Non-steroidal anti-inflammatory drugs (NSAIDs) exacerbated respiratory disease (N-ERD) is associated with chronic rhinosinusitis with nasal polyps (CRSwNP), asthma, and NSAID hypersensitivity. An overproduction of leukotrienes characterizes the pathomechanism of the disease. N-ERD patients often report breathing difficulties after consuming alcohol. These symptoms have been observed in patients receiving either aspirin therapy after desensitization (ATAD), therapy with the biologics dupilumab (anti-IL-4Ra antibody) and omalizumab (anti-IgE antibody), or intranasal corticosteroid treatment (INCS).
This retrospective, real-world study assessed the severity of alcohol-related and non-alcohol-related respiratory symptoms in CRSwNP/N-ERD patients 3-6 months after ATAD, biologic (dupilumab or omalizumab), or INCS therapy. A total of 171 patients (98 women and 73 men) were enrolled in the study. All groups received standard INCS therapy. Sixty-three patients were treated with ATAD; 48 received biologics (dupilumab = 31; omalizumab = 17); and 60 received INCS only and served as a control group. Alcohol-dependent symptoms and typical CRS symptoms (alcohol-independent) were quantified using visual analog scales (VAS).
ATAD and biological therapy significantly reduced VAS scores for alcohol dependence and CRS symptoms. In the control group receiving INCS, only non-alcohol dependent CRS symptoms improved significantly ( < 0.05). The most significant differences in pre/post scores were observed in patients receiving dupilumab, with the most significant improvement in alcohol-dependent and CRS symptoms (dupilumab > omalizumab > ATAD).
This real-world study shows that alcohol-related respiratory symptoms are a relevant parameter in CRSwNP/N-ERD patients. Patients benefit more from biologic therapy than from ATAD in terms of their alcohol-related symptoms and other CRS symptoms. Future studies should include placebo-controlled oral alcohol challenge.

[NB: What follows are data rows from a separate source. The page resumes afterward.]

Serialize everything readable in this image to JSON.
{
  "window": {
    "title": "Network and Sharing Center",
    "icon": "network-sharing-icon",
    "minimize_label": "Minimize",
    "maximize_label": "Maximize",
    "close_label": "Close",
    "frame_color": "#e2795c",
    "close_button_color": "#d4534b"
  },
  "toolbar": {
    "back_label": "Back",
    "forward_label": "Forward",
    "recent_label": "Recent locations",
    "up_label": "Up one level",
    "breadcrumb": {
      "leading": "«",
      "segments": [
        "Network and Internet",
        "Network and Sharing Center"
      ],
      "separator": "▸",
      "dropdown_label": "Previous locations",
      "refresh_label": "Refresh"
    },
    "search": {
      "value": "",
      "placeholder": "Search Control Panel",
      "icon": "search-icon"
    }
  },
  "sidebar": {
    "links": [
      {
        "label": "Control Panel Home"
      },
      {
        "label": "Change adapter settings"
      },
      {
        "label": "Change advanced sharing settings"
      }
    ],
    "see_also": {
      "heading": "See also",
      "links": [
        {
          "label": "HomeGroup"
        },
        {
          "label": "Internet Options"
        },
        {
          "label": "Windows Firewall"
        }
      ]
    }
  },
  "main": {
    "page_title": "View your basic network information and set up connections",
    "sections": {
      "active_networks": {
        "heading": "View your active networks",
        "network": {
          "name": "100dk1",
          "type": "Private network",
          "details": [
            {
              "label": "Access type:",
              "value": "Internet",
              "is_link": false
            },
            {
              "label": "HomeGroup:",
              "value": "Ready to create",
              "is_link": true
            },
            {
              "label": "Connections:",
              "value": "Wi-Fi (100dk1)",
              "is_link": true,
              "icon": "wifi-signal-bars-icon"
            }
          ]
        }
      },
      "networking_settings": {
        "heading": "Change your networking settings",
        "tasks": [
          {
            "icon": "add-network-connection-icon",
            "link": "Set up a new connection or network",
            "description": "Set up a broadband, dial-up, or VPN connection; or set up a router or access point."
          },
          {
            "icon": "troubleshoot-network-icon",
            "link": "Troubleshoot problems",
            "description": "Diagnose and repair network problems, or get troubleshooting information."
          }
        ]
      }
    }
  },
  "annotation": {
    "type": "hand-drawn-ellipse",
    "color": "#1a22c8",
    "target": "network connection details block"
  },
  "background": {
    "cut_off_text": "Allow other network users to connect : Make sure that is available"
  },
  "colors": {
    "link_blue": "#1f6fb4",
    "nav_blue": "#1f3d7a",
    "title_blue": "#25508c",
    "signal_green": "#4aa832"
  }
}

非甾体抗炎药加重性呼吸道疾病(N-ERD)与伴有鼻息肉的慢性鼻-鼻窦炎(CRSwNP)、哮喘及非甾体抗炎药超敏反应相关。白三烯产生过多是该疾病发病机制的特征。N-ERD患者常在饮酒后出现呼吸困难。在接受阿司匹林脱敏治疗(ATAD)、使用生物制剂度普利尤单抗(抗IL-4Ra抗体)和奥马珠单抗(抗IgE抗体)治疗或鼻内糖皮质激素治疗(INCS)的患者中均观察到了这些症状。
这项回顾性的真实世界研究评估了CRSwNP/N-ERD患者在接受ATAD、生物制剂(度普利尤单抗或奥马珠单抗)或INCS治疗3至6个月后与酒精相关及与酒精无关的呼吸道症状的严重程度。共有171例患者(98例女性和73例男性)纳入研究。所有组均接受标准的INCS治疗。63例患者接受ATAD治疗;48例接受生物制剂治疗(度普利尤单抗 = 31例;奥马珠单抗 = 17例);60例仅接受INCS治疗并作为对照组。使用视觉模拟量表(VAS)对酒精依赖症状和典型的CRS症状(与酒精无关)进行量化。
ATAD和生物制剂治疗显著降低了酒精依赖和CRS症状的VAS评分。在接受INCS治疗的对照组中,仅与酒精无关的CRS症状有显著改善(<0.05)。接受度普利尤单抗治疗的患者在治疗前后评分的差异最为显著,酒精依赖和CRS症状改善最为明显(度普利尤单抗>奥马珠单抗>ATAD)。
这项真实世界研究表明,与酒精相关的呼吸道症状是CRSwNP/N-ERD患者的一个相关参数。就与酒精相关的症状和其他CRS症状而言,患者从生物制剂治疗中获益比从ATAD治疗中更多。未来的研究应包括安慰剂对照的口服酒精激发试验。